Yimeng (Flora) Liu
- B.A. (University of British Columbia, 2023)
Topic
SPaCeD: Spatial Point Process Distances for Pairing the Heavy and Light Chains of B Cell Receptors from Spatial BCR-seq
Department of Mathematics and Statistics
Date & location
- Thursday, March 26, 2026
- 12:00 P.M.
- Virtual Defence
Examining Committee
Supervisory Committee
- Dr. Farouk Nathoo, Department of Mathematics and Statistics, 探花系列 (Co-Supervisor)
- Dr. Brad Nelson, Department of Mathematics and Statistics, UVic (Co-Supervisor)
External Examiner
- Dr. Qihuang Zhang, Department of Epidemiology, Biostatistics and Occupational Health,
McGill University
Chair of Oral Examination
- Dr. Ibrahim Numanagić, Department of Computer Science, UVic
Abstract
The immune system recognizes tumor cells through antigen-specific receptors expressed by T cells and B cells. In B cells, functional receptors are formed by paired heavy and light chains, and reconstructing these pairings is essential for understanding tumor–immune interactions and cloning antigen-specific antibodies. In spatial transcriptomics experiments, heavy and light chains are often detected independently across spatial locations, leading to a challenging combinatorial pairing problem.
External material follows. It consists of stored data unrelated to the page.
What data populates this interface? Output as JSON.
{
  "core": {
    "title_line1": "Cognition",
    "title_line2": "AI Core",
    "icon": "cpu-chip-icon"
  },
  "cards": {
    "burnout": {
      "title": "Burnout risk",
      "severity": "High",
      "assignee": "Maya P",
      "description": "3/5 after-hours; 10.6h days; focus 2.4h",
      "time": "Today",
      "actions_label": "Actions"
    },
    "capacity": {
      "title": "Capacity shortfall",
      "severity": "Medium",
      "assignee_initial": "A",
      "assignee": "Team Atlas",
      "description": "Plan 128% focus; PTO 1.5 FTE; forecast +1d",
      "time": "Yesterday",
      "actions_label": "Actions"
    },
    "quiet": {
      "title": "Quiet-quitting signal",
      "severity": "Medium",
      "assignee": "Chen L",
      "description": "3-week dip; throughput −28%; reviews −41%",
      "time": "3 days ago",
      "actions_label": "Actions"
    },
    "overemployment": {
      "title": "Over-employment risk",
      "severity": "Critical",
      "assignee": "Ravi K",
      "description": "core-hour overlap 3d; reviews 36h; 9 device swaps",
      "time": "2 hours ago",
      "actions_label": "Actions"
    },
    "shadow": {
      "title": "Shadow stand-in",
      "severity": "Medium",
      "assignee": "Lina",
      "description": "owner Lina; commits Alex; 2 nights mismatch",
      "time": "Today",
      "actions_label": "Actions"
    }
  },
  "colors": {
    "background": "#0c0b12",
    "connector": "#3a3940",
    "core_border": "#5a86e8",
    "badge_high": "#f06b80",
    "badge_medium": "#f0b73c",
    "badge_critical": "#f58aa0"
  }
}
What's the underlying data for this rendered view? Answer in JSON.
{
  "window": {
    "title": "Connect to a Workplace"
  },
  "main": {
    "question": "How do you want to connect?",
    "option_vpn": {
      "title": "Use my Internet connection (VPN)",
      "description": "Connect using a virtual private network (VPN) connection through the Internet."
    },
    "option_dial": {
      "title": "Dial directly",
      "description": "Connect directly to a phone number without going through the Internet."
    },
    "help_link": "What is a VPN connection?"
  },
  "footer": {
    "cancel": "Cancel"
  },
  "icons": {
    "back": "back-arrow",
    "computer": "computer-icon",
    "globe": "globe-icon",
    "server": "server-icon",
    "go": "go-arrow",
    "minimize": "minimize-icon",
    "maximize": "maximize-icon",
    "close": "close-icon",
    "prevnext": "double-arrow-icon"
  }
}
We propose SPaCeD, a statistical framework for inferring receptor chain pairings from spatial BCR-seq data by integrating transcriptional expression matrices with spatial co-expression point patterns. Spatial distances between clone-specific point patterns are computed using an optimal transport–based metric and combined with expression-based similarity in a unified objective function. A tuning parameter enables multiscale solutions that balance transcriptional and spatial information.
Simulation studies based on ovarian and breast cancer samples, together with real spatial B cell receptor sequencing datasets with ground truth known from single-cell sequencing, show that SPaCeD achieves higher pairing accuracy and improved stability compared with existing state-of-the-art methods. These results demonstrate that incorporating spatial structure can substantially improve receptor chain pairing in spatial transcriptomic data.
These findings highlight the potential of incorporating spatial information to improve receptor chain pairing, thereby enabling more accurate characterization of tumor–immune interactions and supporting downstream applications such as antibody discovery and immunotherapy development.